The concept of ruling and being ruled is applicable not only on a political level but also on a personal, ethical level. A theme in the works of Aristotle and in those of eighteenth-century philosopher Immanuel Kant—and, indeed, in much of contemporary ethical theory—is that liberty, or freedom, is not a matter of being able to do what one pleases but instead a matter of obeying one's own will rather than some outside force. Aristotle states that a slave is not free by virtue of the fact that he does what others tell him what to do with no freedom of choice in the matter. However, a barbarian who rapes and pillages as he pleases is similarly not free, by virtue of the fact that he does not rule himself but rather is controlled by passions that seize him. According to Aristotle, man is essentially rational, meaning that his faculty of reason is what is most truly his own. Thus, if man allows himself to be ruled only by his faculty of reason, then he is totally free. He simultaneously rules (his reason determines what he should do) and is ruled (he obeys the dictates of his reason).

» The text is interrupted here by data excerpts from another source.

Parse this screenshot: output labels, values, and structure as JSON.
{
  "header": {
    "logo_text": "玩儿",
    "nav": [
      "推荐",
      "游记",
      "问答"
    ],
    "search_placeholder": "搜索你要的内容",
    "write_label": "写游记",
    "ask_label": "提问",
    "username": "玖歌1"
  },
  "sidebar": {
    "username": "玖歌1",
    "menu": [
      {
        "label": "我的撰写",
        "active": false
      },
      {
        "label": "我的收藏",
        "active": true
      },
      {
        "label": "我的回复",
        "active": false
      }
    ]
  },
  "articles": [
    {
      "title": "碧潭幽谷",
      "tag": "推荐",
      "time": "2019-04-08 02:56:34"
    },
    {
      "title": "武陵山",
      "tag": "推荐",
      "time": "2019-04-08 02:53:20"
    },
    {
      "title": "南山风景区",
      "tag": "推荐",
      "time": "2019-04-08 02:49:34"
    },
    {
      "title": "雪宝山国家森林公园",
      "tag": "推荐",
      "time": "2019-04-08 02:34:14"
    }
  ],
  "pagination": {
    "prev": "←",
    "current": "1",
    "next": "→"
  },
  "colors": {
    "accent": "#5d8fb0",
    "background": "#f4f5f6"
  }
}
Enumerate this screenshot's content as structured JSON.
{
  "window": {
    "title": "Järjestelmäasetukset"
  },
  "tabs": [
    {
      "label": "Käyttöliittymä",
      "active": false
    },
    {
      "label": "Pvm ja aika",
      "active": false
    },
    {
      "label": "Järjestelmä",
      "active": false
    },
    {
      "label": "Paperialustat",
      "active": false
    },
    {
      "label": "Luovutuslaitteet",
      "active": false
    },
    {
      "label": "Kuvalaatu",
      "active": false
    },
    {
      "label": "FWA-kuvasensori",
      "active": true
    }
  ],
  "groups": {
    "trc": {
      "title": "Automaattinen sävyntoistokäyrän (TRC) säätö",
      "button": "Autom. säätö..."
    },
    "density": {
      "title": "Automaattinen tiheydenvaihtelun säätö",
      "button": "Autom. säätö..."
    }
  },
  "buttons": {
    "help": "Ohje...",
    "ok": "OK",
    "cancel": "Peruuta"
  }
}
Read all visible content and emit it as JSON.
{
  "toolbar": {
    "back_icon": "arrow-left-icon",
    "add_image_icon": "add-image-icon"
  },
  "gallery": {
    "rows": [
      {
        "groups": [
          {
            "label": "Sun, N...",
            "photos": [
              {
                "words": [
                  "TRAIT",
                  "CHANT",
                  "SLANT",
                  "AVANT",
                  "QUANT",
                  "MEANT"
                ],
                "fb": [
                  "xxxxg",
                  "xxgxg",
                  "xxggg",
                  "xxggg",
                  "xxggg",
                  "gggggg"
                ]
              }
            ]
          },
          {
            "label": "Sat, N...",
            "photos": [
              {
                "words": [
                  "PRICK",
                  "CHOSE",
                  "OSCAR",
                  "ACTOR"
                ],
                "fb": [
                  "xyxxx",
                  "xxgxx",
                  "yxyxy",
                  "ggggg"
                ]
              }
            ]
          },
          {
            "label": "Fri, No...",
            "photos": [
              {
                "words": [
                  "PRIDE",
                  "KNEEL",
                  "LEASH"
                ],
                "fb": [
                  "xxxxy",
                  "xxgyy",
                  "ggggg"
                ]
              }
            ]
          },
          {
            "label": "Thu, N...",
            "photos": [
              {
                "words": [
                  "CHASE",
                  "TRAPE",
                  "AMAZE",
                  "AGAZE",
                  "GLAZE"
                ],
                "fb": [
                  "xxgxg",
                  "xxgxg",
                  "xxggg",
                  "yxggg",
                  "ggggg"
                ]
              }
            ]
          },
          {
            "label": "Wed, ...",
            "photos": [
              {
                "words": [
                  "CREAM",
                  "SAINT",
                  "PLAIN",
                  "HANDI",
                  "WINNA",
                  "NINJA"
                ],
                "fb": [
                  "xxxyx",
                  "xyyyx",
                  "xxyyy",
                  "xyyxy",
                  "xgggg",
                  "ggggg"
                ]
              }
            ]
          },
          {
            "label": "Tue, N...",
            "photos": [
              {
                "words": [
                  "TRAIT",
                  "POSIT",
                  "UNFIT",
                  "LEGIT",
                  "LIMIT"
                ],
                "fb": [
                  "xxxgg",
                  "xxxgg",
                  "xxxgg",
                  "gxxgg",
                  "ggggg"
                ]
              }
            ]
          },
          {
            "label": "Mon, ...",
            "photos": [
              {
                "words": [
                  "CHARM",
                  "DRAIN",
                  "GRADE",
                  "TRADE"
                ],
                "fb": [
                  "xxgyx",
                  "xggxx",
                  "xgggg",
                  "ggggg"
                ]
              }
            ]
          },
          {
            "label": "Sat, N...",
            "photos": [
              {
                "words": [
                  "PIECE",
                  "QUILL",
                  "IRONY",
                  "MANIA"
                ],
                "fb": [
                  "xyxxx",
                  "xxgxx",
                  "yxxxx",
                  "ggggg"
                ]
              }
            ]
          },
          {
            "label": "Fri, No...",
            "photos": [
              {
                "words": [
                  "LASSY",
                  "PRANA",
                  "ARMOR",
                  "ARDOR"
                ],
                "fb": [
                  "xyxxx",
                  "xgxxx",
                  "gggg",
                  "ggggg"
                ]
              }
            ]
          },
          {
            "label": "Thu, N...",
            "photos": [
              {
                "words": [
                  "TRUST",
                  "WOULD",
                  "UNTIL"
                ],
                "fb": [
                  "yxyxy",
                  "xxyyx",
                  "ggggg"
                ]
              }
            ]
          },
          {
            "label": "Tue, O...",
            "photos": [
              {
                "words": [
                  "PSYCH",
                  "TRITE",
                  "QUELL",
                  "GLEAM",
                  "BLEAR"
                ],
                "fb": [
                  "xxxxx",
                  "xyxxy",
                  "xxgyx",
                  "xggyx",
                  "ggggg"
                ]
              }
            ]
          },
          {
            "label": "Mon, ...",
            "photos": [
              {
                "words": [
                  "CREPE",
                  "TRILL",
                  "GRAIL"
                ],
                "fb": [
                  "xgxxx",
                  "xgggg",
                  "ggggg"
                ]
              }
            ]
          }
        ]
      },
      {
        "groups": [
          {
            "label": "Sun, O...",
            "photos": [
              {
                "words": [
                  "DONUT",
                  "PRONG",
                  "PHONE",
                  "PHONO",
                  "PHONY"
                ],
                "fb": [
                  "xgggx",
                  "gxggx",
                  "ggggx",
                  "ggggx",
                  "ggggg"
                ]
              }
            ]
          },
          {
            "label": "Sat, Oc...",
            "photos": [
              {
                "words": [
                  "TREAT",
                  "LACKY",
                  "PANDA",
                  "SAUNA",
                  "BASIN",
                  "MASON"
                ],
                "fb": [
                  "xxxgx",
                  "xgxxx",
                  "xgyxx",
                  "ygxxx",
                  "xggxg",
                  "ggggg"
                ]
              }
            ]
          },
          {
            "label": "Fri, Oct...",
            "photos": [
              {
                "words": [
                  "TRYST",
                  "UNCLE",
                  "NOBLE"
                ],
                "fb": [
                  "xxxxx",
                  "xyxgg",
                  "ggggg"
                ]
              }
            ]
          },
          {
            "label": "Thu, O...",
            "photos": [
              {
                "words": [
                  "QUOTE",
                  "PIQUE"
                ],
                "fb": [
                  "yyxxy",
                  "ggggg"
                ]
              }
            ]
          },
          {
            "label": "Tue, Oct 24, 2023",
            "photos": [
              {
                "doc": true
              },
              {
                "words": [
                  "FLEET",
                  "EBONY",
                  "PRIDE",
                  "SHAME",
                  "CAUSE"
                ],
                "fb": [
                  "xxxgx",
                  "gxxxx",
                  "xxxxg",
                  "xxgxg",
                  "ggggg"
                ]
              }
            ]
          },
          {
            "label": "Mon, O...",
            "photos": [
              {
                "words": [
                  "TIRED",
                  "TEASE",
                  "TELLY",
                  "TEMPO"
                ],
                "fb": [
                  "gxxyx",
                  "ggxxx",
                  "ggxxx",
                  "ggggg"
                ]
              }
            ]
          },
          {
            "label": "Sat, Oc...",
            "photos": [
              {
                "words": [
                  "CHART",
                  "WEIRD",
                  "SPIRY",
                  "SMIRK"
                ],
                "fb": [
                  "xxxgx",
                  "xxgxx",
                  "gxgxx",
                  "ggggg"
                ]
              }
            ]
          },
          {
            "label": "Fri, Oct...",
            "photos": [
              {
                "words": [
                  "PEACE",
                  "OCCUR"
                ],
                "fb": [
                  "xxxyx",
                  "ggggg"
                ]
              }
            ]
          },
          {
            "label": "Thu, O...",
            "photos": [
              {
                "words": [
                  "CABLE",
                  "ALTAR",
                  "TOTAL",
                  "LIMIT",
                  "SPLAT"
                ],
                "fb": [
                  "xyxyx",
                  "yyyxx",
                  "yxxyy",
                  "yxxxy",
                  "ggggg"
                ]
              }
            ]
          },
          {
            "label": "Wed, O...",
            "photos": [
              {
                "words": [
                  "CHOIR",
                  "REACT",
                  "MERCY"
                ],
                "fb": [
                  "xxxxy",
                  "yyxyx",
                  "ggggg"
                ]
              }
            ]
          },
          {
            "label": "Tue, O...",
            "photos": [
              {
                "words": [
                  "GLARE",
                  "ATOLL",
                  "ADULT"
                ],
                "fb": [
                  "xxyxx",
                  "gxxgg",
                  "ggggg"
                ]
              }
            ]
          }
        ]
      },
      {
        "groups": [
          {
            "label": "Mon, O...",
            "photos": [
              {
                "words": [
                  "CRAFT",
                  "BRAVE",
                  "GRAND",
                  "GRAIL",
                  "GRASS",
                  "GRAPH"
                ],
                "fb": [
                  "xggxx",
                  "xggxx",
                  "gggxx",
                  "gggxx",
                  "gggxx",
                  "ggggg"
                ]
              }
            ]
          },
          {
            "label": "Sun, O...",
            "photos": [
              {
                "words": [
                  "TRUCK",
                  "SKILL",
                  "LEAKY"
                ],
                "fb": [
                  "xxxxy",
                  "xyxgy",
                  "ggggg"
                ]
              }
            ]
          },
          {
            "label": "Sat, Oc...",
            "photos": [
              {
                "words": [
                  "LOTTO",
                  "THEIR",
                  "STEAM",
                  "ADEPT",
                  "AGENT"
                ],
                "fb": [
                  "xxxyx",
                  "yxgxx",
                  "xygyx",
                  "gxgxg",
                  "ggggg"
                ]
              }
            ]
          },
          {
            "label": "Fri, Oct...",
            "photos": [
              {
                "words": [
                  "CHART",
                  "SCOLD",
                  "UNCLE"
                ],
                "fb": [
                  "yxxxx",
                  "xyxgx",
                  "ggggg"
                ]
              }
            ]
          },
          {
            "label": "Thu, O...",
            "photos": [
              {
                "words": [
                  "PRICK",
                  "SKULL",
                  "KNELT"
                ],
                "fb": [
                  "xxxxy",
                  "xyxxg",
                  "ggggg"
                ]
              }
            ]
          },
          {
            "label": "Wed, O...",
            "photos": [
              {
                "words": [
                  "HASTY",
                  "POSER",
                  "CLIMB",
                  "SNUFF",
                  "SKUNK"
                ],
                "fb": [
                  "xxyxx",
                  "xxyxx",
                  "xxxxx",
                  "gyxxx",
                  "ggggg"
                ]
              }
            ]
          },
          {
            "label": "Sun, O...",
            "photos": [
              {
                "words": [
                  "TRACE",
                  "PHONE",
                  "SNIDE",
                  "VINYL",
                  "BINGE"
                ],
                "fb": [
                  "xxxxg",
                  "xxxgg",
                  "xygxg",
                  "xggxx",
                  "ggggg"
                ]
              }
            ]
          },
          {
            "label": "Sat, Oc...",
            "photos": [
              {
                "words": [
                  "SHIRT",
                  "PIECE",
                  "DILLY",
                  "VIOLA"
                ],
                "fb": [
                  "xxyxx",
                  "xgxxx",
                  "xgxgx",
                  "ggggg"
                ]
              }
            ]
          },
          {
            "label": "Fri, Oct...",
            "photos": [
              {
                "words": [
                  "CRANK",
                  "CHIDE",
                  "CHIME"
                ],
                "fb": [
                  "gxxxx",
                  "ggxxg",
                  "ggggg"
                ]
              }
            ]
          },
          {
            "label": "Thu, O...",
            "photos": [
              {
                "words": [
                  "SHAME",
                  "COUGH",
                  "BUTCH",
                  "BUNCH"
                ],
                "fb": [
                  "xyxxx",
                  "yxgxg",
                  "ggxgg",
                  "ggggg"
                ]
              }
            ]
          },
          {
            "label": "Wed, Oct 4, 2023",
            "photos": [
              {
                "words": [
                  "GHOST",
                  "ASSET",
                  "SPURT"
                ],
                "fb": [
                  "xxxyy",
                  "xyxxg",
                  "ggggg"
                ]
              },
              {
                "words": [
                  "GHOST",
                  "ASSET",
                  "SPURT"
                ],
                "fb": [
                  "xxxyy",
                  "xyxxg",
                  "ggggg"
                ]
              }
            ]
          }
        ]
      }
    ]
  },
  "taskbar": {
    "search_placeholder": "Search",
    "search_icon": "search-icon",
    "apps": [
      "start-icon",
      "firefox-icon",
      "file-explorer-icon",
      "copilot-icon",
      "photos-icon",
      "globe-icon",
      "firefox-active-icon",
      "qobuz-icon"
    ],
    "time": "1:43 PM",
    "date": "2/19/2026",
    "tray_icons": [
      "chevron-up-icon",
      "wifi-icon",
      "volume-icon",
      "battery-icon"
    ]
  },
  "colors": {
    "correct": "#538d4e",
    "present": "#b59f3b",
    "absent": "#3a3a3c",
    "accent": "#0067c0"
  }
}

Since Aristotle believes that the distinction between citizen and city is almost nonexistent, his application of the above concept of freedom to political matters is not surprising. It is worth recalling that Aristotle claims that man is essentially a political animal and that his rationality can find its fullest expression only when he participates in the life of the polis. Since freedom expresses itself as a matter of both ruling and being ruled and man needs to be rational, true freedom exists only within the confines of the polis. Citizens rule in that they have a say in how the city is governed and are ruled in that they remain loyal to the city and obey its laws.
It might seem odd that Aristotle asks whether some consideration should be given to the rich just after he asserts that a democracy gives equal weight to all. The matter that concerns him is how to interpret "equal weight." Aristotle sees most cities fundamentally divided between a rich minority and a poor majority and believes that these two groups usually form opposing factions. If everyone were given equal voting power and equal eligibility for office, the poor majority, by virtue of their numbers, would have absolute control, rendering the rich minority very vulnerable. Absolute democracy in this sense may make each individual equally powerful, but it also renders one faction far more powerful than the other. Rather than give equal weight to each individual, Aristotle gives equal weight to each faction, so that the rich minority has approximately the same amount of power as the poor majority. This method creates a balance of power, which ensures that neither group can exploit the other.